Approximately 100,000 former Polish citizens were arrested during the two years of Soviet occupation.  The prisons soon got severely overcrowded with detainees suspected of anti-Soviet activities and the NKVD had to open dozens of ad-hoc prison sites in almost all towns of the region. The wave of arrests led to forced resettlement of large categories of people (kulaks, Polish civil servants, forest workers, university professors or osadniks, for instance) to the Gulag labour camps and exile settlements in remote areas of the Soviet Union. Altogether roughly a million people were sent to the east in four major waves of deportations.  According to Norman Davies, almost half of them were dead by the time the Sikorski-Mayski Agreement had been signed in 1941.

However,  following the Nazi invasion of Russia in 1941 on June 22nd 1941, the Soviets were now allied with the Western powers.  On July 30th 1941 Stalin, Churchill and the Polish government in exile in London came to an agreement which saw an “amnesty”  for Polish citizens effectively freeing them from Soviet imprisonment. 
  
I have extracted the following from the site http://www.dpcamps.org/poland.html :

These journeys, often several weeks long, brought new suffering and tens of thousands died from hunger, cold, heat, disease and exhaustion on that trip to freedom. For many, the help provided by the United States and Great Britain was too little and too late.

During the two great evacuations (the first, between March 24 and the beginning of April 1942; the second, between August 10 and September 1, 1942), from Krasnovodsk across the Caspian Sea to Pahlavi (Iran), and the smaller overland evacuations from Ashkhabad to Mashhad (in March and September 1942), about 115,000 people (including some 37,000 civilians, of whom about 18,300 were children) left the Soviet Union.
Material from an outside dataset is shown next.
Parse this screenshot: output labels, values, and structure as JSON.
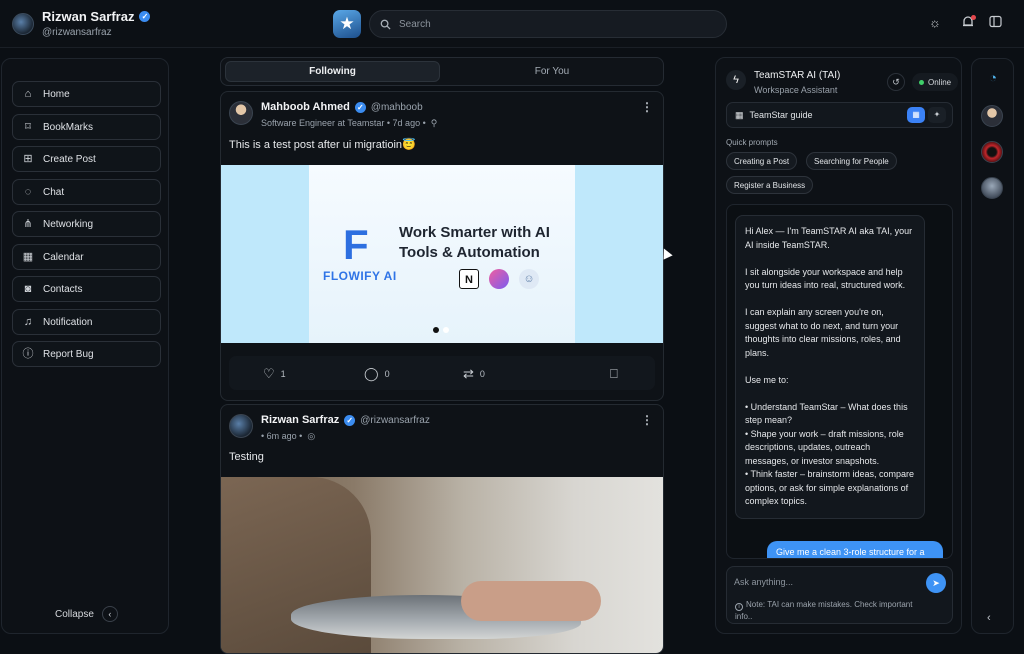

The soldiers of Anders's army went on to fight in many battles, including the one at Monte Cassino; the civilians, because they could not be repatriated, were forced to remain in foreign lands for the remainder of the war.


The first stop of the refugees evacuated with Anders's army was Iran, where they found temporary quarters in large transit camps initially located in Pahlavi and Mashhad, and later in Tehran and Ahvaz. While Gen. Anders's troops were subsequently transferred to Palestine and from there to Iraq, the civilians remained in Iran. To accommodate the refugees, a sprawling stationary camp was established in Isfahan. Because it housed several camps for the thousands of orphaned Polish children, it came to be known as the "City of Polish Children." 

The relief assistance afforded by Polish, British, American, and Iranian authorities soon improved their living conditions and brought the devastating contagious diseases under control, diseases acquired in the Soviet Union which continued to rob the refugees of their lives even after liberation (over 2,000 refugees died in Iran alone).”